Jones ND., Brook MO., Carvalho-Gaspar M., Luo S., Wood KJ.
Accumulating evidence suggests that alloreactive memory T cells (Tm) may form a barrier to tolerance induction in large animals and humans due in part to a resistance to suppression by Treg. However, why Tm are resistant to regulation and how the Tm response to an allograft differs from that of naïve T cells, which are amenable to suppression by Treg, remains unknown. Here, we show that accelerated graft rejection mediated by CD8(+) Tm was due to the enhanced recruitment of PMN to allografts in a mouse skin allograft model. Importantly, depletion of PMN slowed the kinetics of (but did not prevent) rejection mediated by Tm and created a window of opportunity that allowed subsequent suppression of rejection by Treg.
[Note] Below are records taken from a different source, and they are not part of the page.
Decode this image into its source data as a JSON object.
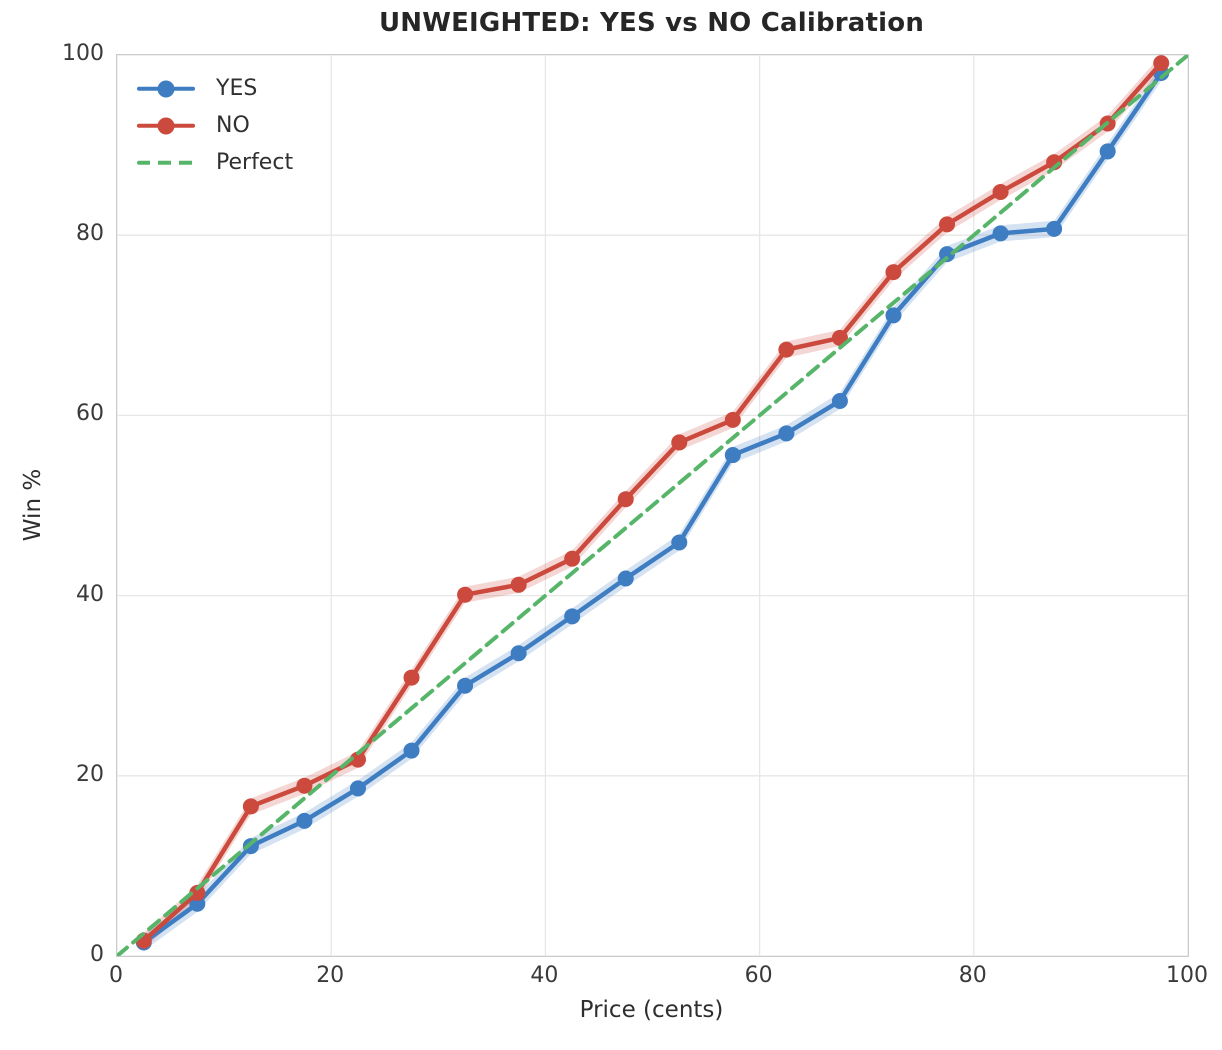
{
  "chart_data": {
    "type": "line",
    "title": "UNWEIGHTED: YES vs NO Calibration",
    "xlabel": "Price (cents)",
    "ylabel": "Win %",
    "xlim": [
      0,
      100
    ],
    "ylim": [
      0,
      100
    ],
    "x_ticks": [
      0,
      20,
      40,
      60,
      80,
      100
    ],
    "y_ticks": [
      0,
      20,
      40,
      60,
      80,
      100
    ],
    "grid": true,
    "legend_position": "upper-left",
    "x": [
      2.5,
      7.5,
      12.5,
      17.5,
      22.5,
      27.5,
      32.5,
      37.5,
      42.5,
      47.5,
      52.5,
      57.5,
      62.5,
      67.5,
      72.5,
      77.5,
      82.5,
      87.5,
      92.5,
      97.5
    ],
    "series": [
      {
        "name": "YES",
        "color": "#3e7dc2",
        "style": "solid",
        "marker": "circle",
        "band_halfwidth": 0.9,
        "values": [
          1.5,
          5.8,
          12.2,
          15.0,
          18.6,
          22.8,
          30.0,
          33.6,
          37.7,
          41.9,
          45.9,
          55.6,
          58.0,
          61.6,
          71.1,
          77.9,
          80.2,
          80.7,
          89.3,
          98.0
        ]
      },
      {
        "name": "NO",
        "color": "#cb4a3d",
        "style": "solid",
        "marker": "circle",
        "band_halfwidth": 0.9,
        "values": [
          1.7,
          7.0,
          16.6,
          18.9,
          21.8,
          30.9,
          40.1,
          41.2,
          44.1,
          50.7,
          57.0,
          59.5,
          67.3,
          68.6,
          75.9,
          81.2,
          84.8,
          88.1,
          92.4,
          99.1
        ]
      },
      {
        "name": "Perfect",
        "color": "#57b56a",
        "style": "dashed",
        "marker": "none",
        "x": [
          0,
          100
        ],
        "values": [
          0,
          100
        ]
      }
    ],
    "colors": {
      "grid": "#e7e7e7",
      "spine": "#c9cbce",
      "text": "#2e2e2e",
      "tick_text": "#3a3a3a"
    }
  }
}
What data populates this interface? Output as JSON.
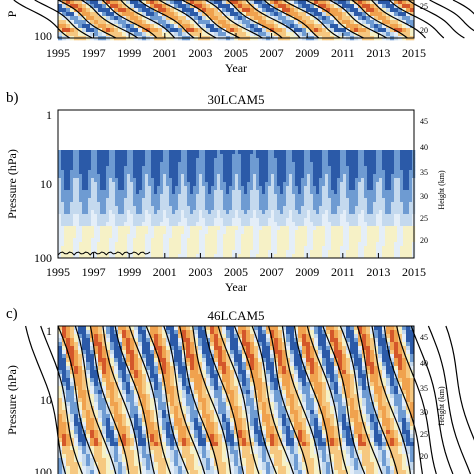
{
  "figure": {
    "colors": {
      "blue_dark": "#2b5aa8",
      "blue_mid": "#6e9bd2",
      "blue_light": "#c4d9ee",
      "blue_pale": "#e4eef8",
      "yellow_pale": "#f6f1c6",
      "orange_light": "#f6c880",
      "orange_mid": "#f0a24e",
      "red_dark": "#d4572a",
      "contour": "#000000"
    }
  },
  "chart_data": [
    {
      "panel_label": "",
      "type": "heatmap",
      "title": "",
      "xlabel": "Year",
      "ylabel": "P",
      "right_ylabel": "",
      "x_ticks": [
        "1995",
        "1997",
        "1999",
        "2001",
        "2003",
        "2005",
        "2007",
        "2009",
        "2011",
        "2013",
        "2015"
      ],
      "xlim": [
        1995,
        2015
      ],
      "y_ticks_left": [
        "100"
      ],
      "y_scale": "log",
      "ylim_hPa": [
        100,
        1
      ],
      "right_ticks": [
        "25",
        "20"
      ],
      "pattern": "downward-propagating alternating easterly/westerly bands (QBO)",
      "period_months": 28
    },
    {
      "panel_label": "b)",
      "type": "heatmap",
      "title": "30LCAM5",
      "xlabel": "Year",
      "ylabel": "Pressure (hPa)",
      "right_ylabel": "Height (km)",
      "x_ticks": [
        "1995",
        "1997",
        "1999",
        "2001",
        "2003",
        "2005",
        "2007",
        "2009",
        "2011",
        "2013",
        "2015"
      ],
      "xlim": [
        1995,
        2015
      ],
      "y_ticks_left": [
        "1",
        "10",
        "100"
      ],
      "y_scale": "log",
      "ylim_hPa": [
        100,
        1
      ],
      "right_ticks": [
        "45",
        "40",
        "35",
        "30",
        "25",
        "20"
      ],
      "pattern": "no QBO: annual-cycle easterlies below ~3 hPa, weak near-zero winds below",
      "period_months": 12
    },
    {
      "panel_label": "c)",
      "type": "heatmap",
      "title": "46LCAM5",
      "xlabel": "",
      "ylabel": "Pressure (hPa)",
      "right_ylabel": "Height (km)",
      "x_ticks": [],
      "xlim": [
        1995,
        2015
      ],
      "y_ticks_left": [
        "1",
        "10",
        "100"
      ],
      "y_scale": "log",
      "ylim_hPa": [
        100,
        1
      ],
      "right_ticks": [
        "45",
        "40",
        "35",
        "30",
        "25",
        "20"
      ],
      "pattern": "downward-propagating alternating easterly/westerly bands (QBO-like)",
      "period_months": 20
    }
  ]
}
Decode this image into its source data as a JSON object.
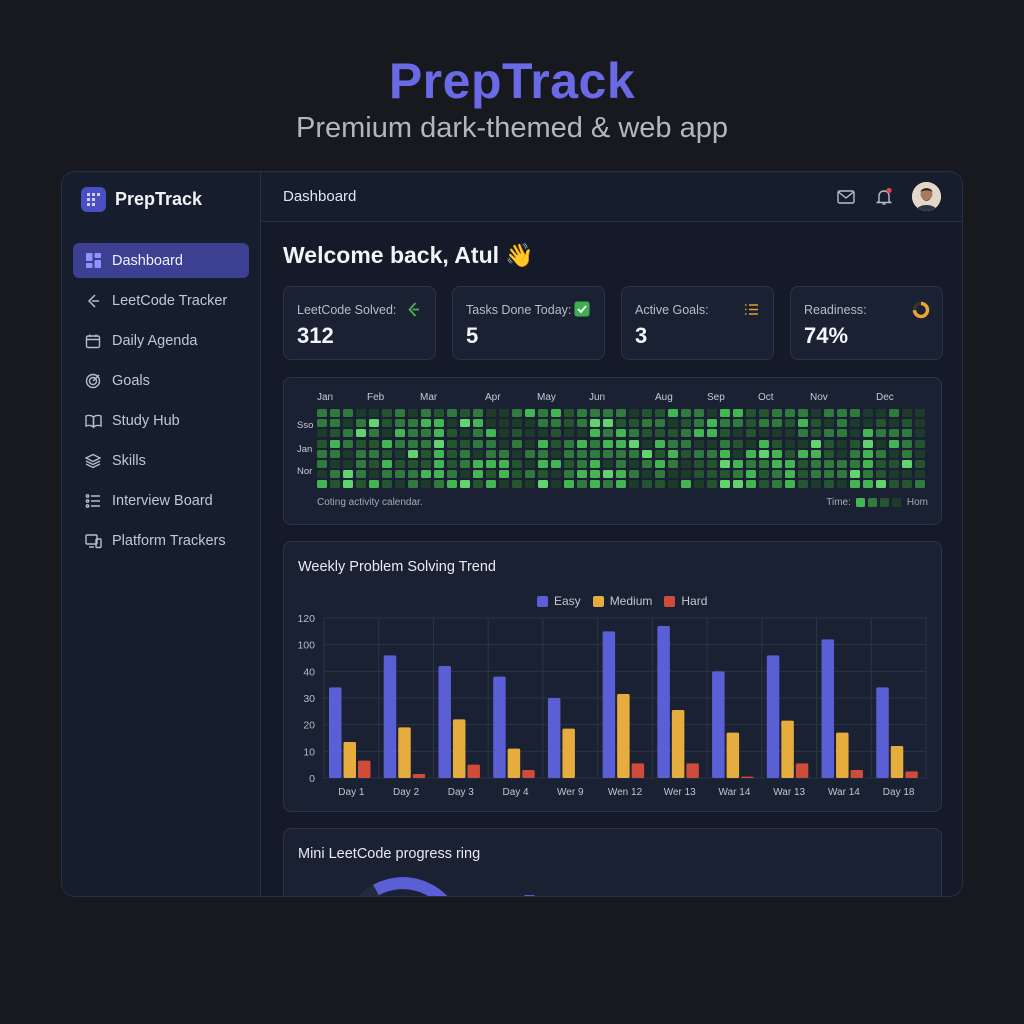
{
  "hero": {
    "title": "PrepTrack",
    "subtitle": "Premium dark-themed & web app"
  },
  "brand": {
    "name": "PrepTrack",
    "icon": "grid-logo-icon"
  },
  "sidebar": {
    "items": [
      {
        "label": "Dashboard",
        "icon": "dashboard-icon",
        "active": true
      },
      {
        "label": "LeetCode Tracker",
        "icon": "leetcode-icon"
      },
      {
        "label": "Daily Agenda",
        "icon": "calendar-icon"
      },
      {
        "label": "Goals",
        "icon": "target-icon"
      },
      {
        "label": "Study Hub",
        "icon": "book-icon"
      },
      {
        "label": "Skills",
        "icon": "layers-icon"
      },
      {
        "label": "Interview Board",
        "icon": "list-icon"
      },
      {
        "label": "Platform Trackers",
        "icon": "devices-icon"
      }
    ]
  },
  "topbar": {
    "title": "Dashboard",
    "mail_icon": "mail-icon",
    "bell_icon": "bell-icon"
  },
  "welcome": {
    "text": "Welcome back, Atul 👋"
  },
  "stats": [
    {
      "label": "LeetCode Solved:",
      "value": "312",
      "icon": "leetcode-icon",
      "color": "#4caf50"
    },
    {
      "label": "Tasks Done Today:",
      "value": "5",
      "icon": "check-box-icon",
      "color": "#3fae4f"
    },
    {
      "label": "Active Goals:",
      "value": "3",
      "icon": "list-icon",
      "color": "#e0a13a"
    },
    {
      "label": "Readiness:",
      "value": "74%",
      "icon": "progress-ring-icon",
      "color": "#e8a33a",
      "progress": 0.74
    }
  ],
  "heatmap": {
    "months": [
      "Jan",
      "Feb",
      "Mar",
      "Apr",
      "May",
      "Jun",
      "Aug",
      "Sep",
      "Oct",
      "Nov",
      "Dec"
    ],
    "days": [
      "Sso",
      "Jan",
      "Nor"
    ],
    "caption": "Coting activity calendar.",
    "legend_label": "Time:",
    "legend_end": "Hom",
    "colors": [
      "#1d3b2a",
      "#24552f",
      "#2f7a3c",
      "#43b553",
      "#63d36f"
    ]
  },
  "chart_data": {
    "type": "bar",
    "title": "Weekly Problem Solving Trend",
    "categories": [
      "Day 1",
      "Day 2",
      "Day 3",
      "Day 4",
      "Wer 9",
      "Wen 12",
      "Wer 13",
      "War 14",
      "War 13",
      "War 14",
      "Day 18"
    ],
    "y_ticks": [
      "0",
      "10",
      "20",
      "30",
      "40",
      "100",
      "120"
    ],
    "series": [
      {
        "name": "Easy",
        "color": "#5b5fd6",
        "values": [
          34,
          46,
          42,
          38,
          30,
          55,
          57,
          40,
          46,
          52,
          34
        ]
      },
      {
        "name": "Medium",
        "color": "#e6ad3e",
        "values": [
          13.5,
          19,
          22,
          11,
          18.5,
          31.5,
          25.5,
          17,
          21.5,
          17,
          12
        ]
      },
      {
        "name": "Hard",
        "color": "#cf4b3a",
        "values": [
          6.5,
          1.5,
          5,
          3,
          0,
          5.5,
          5.5,
          0.5,
          5.5,
          3,
          2.5
        ]
      }
    ],
    "grid": true,
    "legend": "top-center"
  },
  "ring_card": {
    "title": "Mini LeetCode progress ring"
  }
}
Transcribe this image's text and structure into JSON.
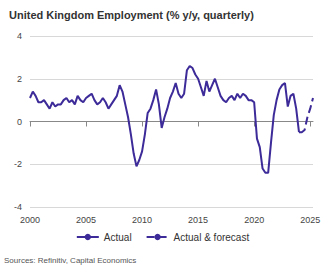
{
  "chart_data": {
    "type": "line",
    "title": "United Kingdom Employment (% y/y, quarterly)",
    "source": "Sources: Refinitiv, Capital Economics",
    "x": [
      2000,
      2000.25,
      2000.5,
      2000.75,
      2001,
      2001.25,
      2001.5,
      2001.75,
      2002,
      2002.25,
      2002.5,
      2002.75,
      2003,
      2003.25,
      2003.5,
      2003.75,
      2004,
      2004.25,
      2004.5,
      2004.75,
      2005,
      2005.25,
      2005.5,
      2005.75,
      2006,
      2006.25,
      2006.5,
      2006.75,
      2007,
      2007.25,
      2007.5,
      2007.75,
      2008,
      2008.25,
      2008.5,
      2008.75,
      2009,
      2009.25,
      2009.5,
      2009.75,
      2010,
      2010.25,
      2010.5,
      2010.75,
      2011,
      2011.25,
      2011.5,
      2011.75,
      2012,
      2012.25,
      2012.5,
      2012.75,
      2013,
      2013.25,
      2013.5,
      2013.75,
      2014,
      2014.25,
      2014.5,
      2014.75,
      2015,
      2015.25,
      2015.5,
      2015.75,
      2016,
      2016.25,
      2016.5,
      2016.75,
      2017,
      2017.25,
      2017.5,
      2017.75,
      2018,
      2018.25,
      2018.5,
      2018.75,
      2019,
      2019.25,
      2019.5,
      2019.75,
      2020,
      2020.25,
      2020.5,
      2020.75,
      2021,
      2021.25,
      2021.5,
      2021.75,
      2022,
      2022.25,
      2022.5,
      2022.75,
      2023,
      2023.25,
      2023.5,
      2023.75,
      2024,
      2024.25,
      2024.5,
      2024.75,
      2025,
      2025.25
    ],
    "series": [
      {
        "name": "Actual",
        "color": "#3c2b98",
        "line_style": "solid",
        "values": [
          1.1,
          1.4,
          1.2,
          0.9,
          0.9,
          1.0,
          0.8,
          0.6,
          0.9,
          0.7,
          0.8,
          0.8,
          1.0,
          1.1,
          0.9,
          1.0,
          0.8,
          1.2,
          1.0,
          0.9,
          1.1,
          1.2,
          1.3,
          1.0,
          0.8,
          0.9,
          1.1,
          0.9,
          0.6,
          0.8,
          1.0,
          1.2,
          1.7,
          1.4,
          0.8,
          0.2,
          -0.6,
          -1.5,
          -2.1,
          -1.8,
          -1.4,
          -0.6,
          0.4,
          0.6,
          1.0,
          1.5,
          0.8,
          -0.3,
          0.2,
          0.6,
          1.1,
          1.4,
          1.8,
          1.3,
          1.1,
          1.3,
          2.4,
          2.6,
          2.5,
          2.2,
          2.0,
          1.6,
          1.2,
          1.9,
          1.4,
          1.7,
          2.0,
          1.6,
          1.2,
          1.0,
          0.9,
          1.1,
          1.2,
          1.0,
          1.3,
          1.1,
          1.3,
          1.2,
          1.0,
          1.0,
          0.9,
          -0.8,
          -1.2,
          -2.2,
          -2.4,
          -2.4,
          -1.0,
          0.3,
          1.0,
          1.5,
          1.7,
          1.8,
          0.7,
          1.2,
          1.3,
          0.6,
          -0.5,
          null,
          null,
          null,
          null,
          null
        ]
      },
      {
        "name": "Actual & forecast",
        "color": "#3c2b98",
        "line_style": "dashed",
        "values": [
          null,
          null,
          null,
          null,
          null,
          null,
          null,
          null,
          null,
          null,
          null,
          null,
          null,
          null,
          null,
          null,
          null,
          null,
          null,
          null,
          null,
          null,
          null,
          null,
          null,
          null,
          null,
          null,
          null,
          null,
          null,
          null,
          null,
          null,
          null,
          null,
          null,
          null,
          null,
          null,
          null,
          null,
          null,
          null,
          null,
          null,
          null,
          null,
          null,
          null,
          null,
          null,
          null,
          null,
          null,
          null,
          null,
          null,
          null,
          null,
          null,
          null,
          null,
          null,
          null,
          null,
          null,
          null,
          null,
          null,
          null,
          null,
          null,
          null,
          null,
          null,
          null,
          null,
          null,
          null,
          null,
          null,
          null,
          null,
          null,
          null,
          null,
          null,
          null,
          null,
          null,
          null,
          null,
          null,
          null,
          null,
          -0.5,
          -0.5,
          -0.4,
          0.2,
          0.6,
          1.1
        ]
      }
    ],
    "xlim": [
      2000,
      2025.25
    ],
    "xticks": [
      2000,
      2005,
      2010,
      2015,
      2020,
      2025
    ],
    "ylim": [
      -4,
      4
    ],
    "yticks": [
      -4,
      -2,
      0,
      2,
      4
    ],
    "grid": true,
    "legend": "bottom",
    "marker": "none"
  }
}
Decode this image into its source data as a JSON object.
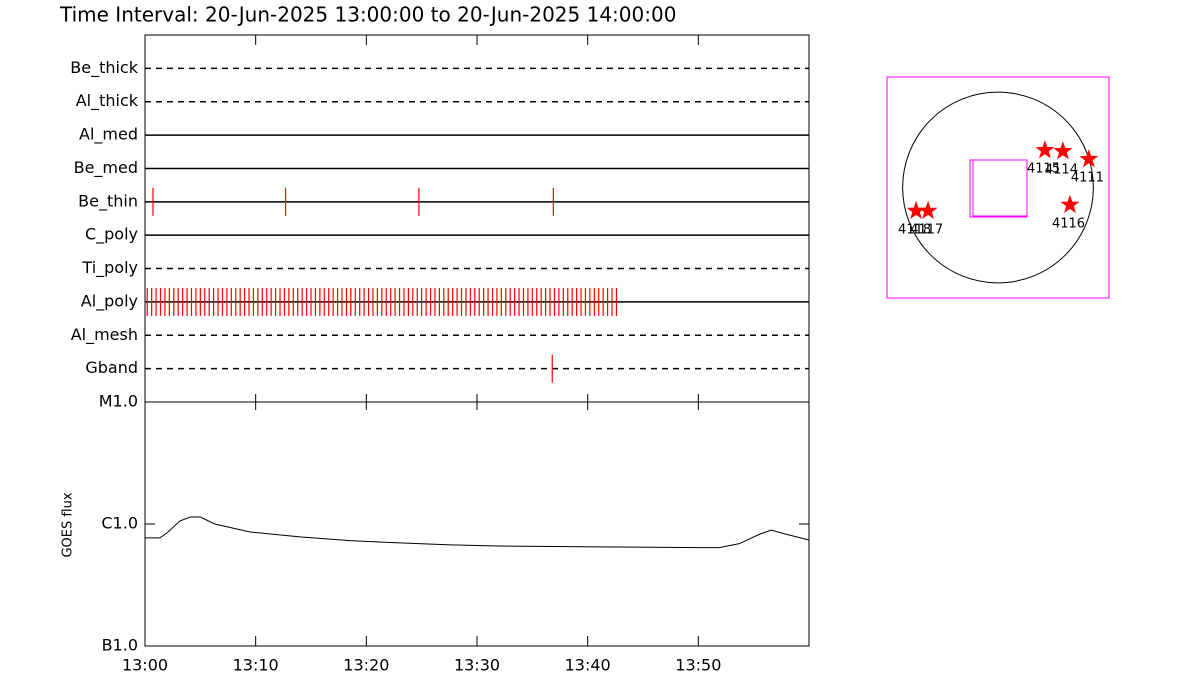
{
  "title": "Time Interval: 20-Jun-2025 13:00:00 to 20-Jun-2025 14:00:00",
  "chart_data": [
    {
      "type": "event",
      "color": "#ff0000",
      "xlim": [
        0,
        60
      ],
      "categories": [
        "Be_thick",
        "Al_thick",
        "Al_med",
        "Be_med",
        "Be_thin",
        "C_poly",
        "Ti_poly",
        "Al_poly",
        "Al_mesh",
        "Gband"
      ],
      "styles": [
        "dashed",
        "dashed",
        "solid",
        "solid",
        "solid",
        "solid",
        "dashed",
        "solid",
        "dashed",
        "dashed"
      ],
      "events": [
        [],
        [],
        [],
        [],
        [
          0.72,
          12.7,
          24.75,
          36.9
        ],
        [],
        [],
        [
          0.2,
          0.6,
          1,
          1.4,
          1.8,
          2.2,
          2.6,
          3,
          3.4,
          3.8,
          4.2,
          4.6,
          5,
          5.4,
          5.8,
          6.2,
          6.6,
          7,
          7.4,
          7.8,
          8.2,
          8.6,
          9,
          9.4,
          9.8,
          10.2,
          10.6,
          11,
          11.4,
          11.8,
          12.2,
          12.6,
          13,
          13.4,
          13.8,
          14.2,
          14.6,
          15,
          15.4,
          15.8,
          16.2,
          16.6,
          17,
          17.4,
          17.8,
          18.2,
          18.6,
          19,
          19.4,
          19.8,
          20.2,
          20.6,
          21,
          21.4,
          21.8,
          22.2,
          22.6,
          23,
          23.4,
          23.8,
          24.2,
          24.6,
          25,
          25.4,
          25.8,
          26.2,
          26.6,
          27,
          27.4,
          27.8,
          28.2,
          28.6,
          29,
          29.4,
          29.8,
          30.2,
          30.6,
          31,
          31.4,
          31.8,
          32.2,
          32.6,
          33,
          33.4,
          33.8,
          34.2,
          34.6,
          35,
          35.4,
          35.8,
          36.2,
          36.6,
          37,
          37.4,
          37.8,
          38.2,
          38.6,
          39,
          39.4,
          39.8,
          40.2,
          40.6,
          41,
          41.4,
          41.8,
          42.2,
          42.6
        ],
        [],
        [
          36.8
        ]
      ]
    },
    {
      "type": "line",
      "ylabel": "GOES flux",
      "color": "#000000",
      "log_y": true,
      "x": [
        0,
        1.35,
        2.08,
        3.16,
        4.1,
        5,
        6.3,
        9.5,
        14,
        18.5,
        23,
        27.6,
        32,
        41,
        50.1,
        51.9,
        53.7,
        55.6,
        56.6,
        57.8,
        60
      ],
      "values": [
        7.7e-07,
        7.7e-07,
        8.6e-07,
        1.06e-06,
        1.14e-06,
        1.14e-06,
        1e-06,
        8.6e-07,
        7.84e-07,
        7.3e-07,
        7e-07,
        6.75e-07,
        6.6e-07,
        6.5e-07,
        6.4e-07,
        6.4e-07,
        6.9e-07,
        8.3e-07,
        8.9e-07,
        8.3e-07,
        7.4e-07
      ],
      "xlim": [
        0,
        60
      ],
      "xticks": [
        {
          "value": 0,
          "label": "13:00"
        },
        {
          "value": 10,
          "label": "13:10"
        },
        {
          "value": 20,
          "label": "13:20"
        },
        {
          "value": 30,
          "label": "13:30"
        },
        {
          "value": 40,
          "label": "13:40"
        },
        {
          "value": 50,
          "label": "13:50"
        }
      ],
      "ylim": [
        1e-07,
        1e-05
      ],
      "yticks": [
        {
          "value": 1e-07,
          "label": "B1.0"
        },
        {
          "value": 1e-06,
          "label": "C1.0"
        },
        {
          "value": 1e-05,
          "label": "M1.0"
        }
      ]
    },
    {
      "type": "scatter",
      "color": "#ff0000",
      "frame_color": "#ff00ff",
      "xlim": [
        -1100,
        1100
      ],
      "ylim": [
        -1100,
        1100
      ],
      "radius": 945,
      "x": [
        465,
        643,
        900,
        713,
        -812,
        -693
      ],
      "y": [
        371,
        361,
        282,
        -173,
        -233,
        -233
      ],
      "labels": [
        "4115",
        "4114",
        "4111",
        "4116",
        "4118",
        "4117"
      ]
    }
  ]
}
Taken together, we conclude that CD8(+) Tm are not intrinsically resistant to suppression by Treg but may rapidly inflict substantial graft damage before the establishment of regulatory mechanisms. These data suggest that if Tm responses can be attenuated transiently following transplantation, Treg may be able to maintain tolerance through the suppression of both memory and naïve alloreactive T-cell responses in the long term.